O Clã do Comboio - O Eterno Conflito

O Eterno Conflito

É difícil escrever sobre quase nada. Mas quase nada pode ser muito. Perdoem-me se esta história do Clã parecer difusa e confusa. Não pretende sê-lo. Será só a vida que às vezes é confusa e difusa. Nem sei se isto é uma história. Talvez não. É só o relato de um conflito antigo com gente nova.

Regional das 20:48, de regresso a casa. Entra um casal jovem. Eram namorados. Ele de calça de ganga azul, pólo verde seco, cabelo muito curto, sapatos práticos. Ela de sandálias abertas, unhas dos pés pintadas de encarnado, calças de ganga preta, muito justas, uma blusa encarnada com folhos e o cabelo liso sobre os ombros.

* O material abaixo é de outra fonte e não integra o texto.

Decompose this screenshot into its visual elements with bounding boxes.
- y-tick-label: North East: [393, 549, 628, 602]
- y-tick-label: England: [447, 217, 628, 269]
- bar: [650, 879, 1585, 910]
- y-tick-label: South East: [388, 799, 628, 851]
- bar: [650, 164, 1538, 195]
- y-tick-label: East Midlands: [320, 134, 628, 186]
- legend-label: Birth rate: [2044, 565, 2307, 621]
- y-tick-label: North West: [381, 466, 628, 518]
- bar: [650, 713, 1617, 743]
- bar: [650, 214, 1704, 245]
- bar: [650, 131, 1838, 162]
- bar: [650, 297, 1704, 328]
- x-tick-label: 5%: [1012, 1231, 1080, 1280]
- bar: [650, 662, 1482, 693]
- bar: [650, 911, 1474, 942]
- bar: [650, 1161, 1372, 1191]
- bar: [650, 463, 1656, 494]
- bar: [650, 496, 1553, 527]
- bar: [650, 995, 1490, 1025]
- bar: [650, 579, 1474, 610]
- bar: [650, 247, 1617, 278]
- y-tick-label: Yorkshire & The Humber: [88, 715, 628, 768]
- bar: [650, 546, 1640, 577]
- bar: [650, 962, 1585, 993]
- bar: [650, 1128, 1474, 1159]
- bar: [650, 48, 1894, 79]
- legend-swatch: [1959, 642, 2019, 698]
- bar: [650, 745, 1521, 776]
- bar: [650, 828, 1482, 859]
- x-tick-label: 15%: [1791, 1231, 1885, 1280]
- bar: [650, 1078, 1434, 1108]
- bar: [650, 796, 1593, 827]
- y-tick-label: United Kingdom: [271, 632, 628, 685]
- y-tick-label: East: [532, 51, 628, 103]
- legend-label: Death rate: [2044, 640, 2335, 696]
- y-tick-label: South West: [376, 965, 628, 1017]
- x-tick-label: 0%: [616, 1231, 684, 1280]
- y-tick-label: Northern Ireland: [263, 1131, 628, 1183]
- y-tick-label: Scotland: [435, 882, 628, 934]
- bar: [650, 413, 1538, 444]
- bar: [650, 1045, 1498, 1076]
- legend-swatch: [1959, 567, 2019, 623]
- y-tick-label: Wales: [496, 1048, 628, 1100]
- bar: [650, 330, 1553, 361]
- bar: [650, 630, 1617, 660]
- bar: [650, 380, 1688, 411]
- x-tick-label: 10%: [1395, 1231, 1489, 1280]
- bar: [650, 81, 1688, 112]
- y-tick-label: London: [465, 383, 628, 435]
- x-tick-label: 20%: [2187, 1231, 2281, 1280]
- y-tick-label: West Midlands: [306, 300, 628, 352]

Sentaram-se de frente um para o outro e algo não estava bem. Ora trocavam palavras atenciosas e envoltas em carinho, ora resmungavam desentendidos acerca duma opção dele que a prejudicara a ela. O problema é que pareciam não concordar em relação ao facto de ele a ter consultado ou não. Ele dizia que sim. Ela dizia que não... que talvez... mas em todo o caso achava que ele devia ter decidido de forma oposta.

Não me interessou o conteúdo. Interessou-me o jogo. O desentendimento em si naquilo que foram os comportamentos de um e de outro. Ele era claramente acusado de ser pouco compreensivo, pouco atencioso para com os problemas dela, muito focado em si e nada preocupado com eles enquanto casal. Um insensível. Ela foi acusada de ser hiper-sensível, de estar a exagerar a propósito de quase nada, de o recriminar. Ele queria que continuassem bem, que passassem ao lado daquilo. Ela queria que assumissem que não estava tudo bem, que analisassem o problema. E neste jogo de medição de muitas coisas, entre elas, forças, algo fez a diferença e não teve nada a ver com as palavras, argumentos ou sentimentos. Foi a postura física!

Ela ia sentada, encostada às costas do banco e nunca se desencostou. Levava as pernas encolhidas para trás e nunca as desencolheu. Ele ia de pernas abertas e esticadas para a frente por fora das dela e mexia-se muito. Ora se chegava para trás, ora se projectava para ela e punha-lhe as mãos nas pernas e na face e puxava-lhe a cabeça para lhe beijar os lábios quando ela falava. Ela foi passiva. Ele foi proactivo. Invasivo. Ela nunca usou a força, nem para marcar o espaço. Ele usou-a para o marcar e para a puxar para si.

As razões que os moviam não me interessaram. Interessou-me o jogo. E o resultado. Quando saíram do comboio iam abraçados e aos beijos e tudo estava bem. Uma falácia imposta, mas não conquistada. Um problema adiado. Um homem. Uma mulher. Um conflito eterno.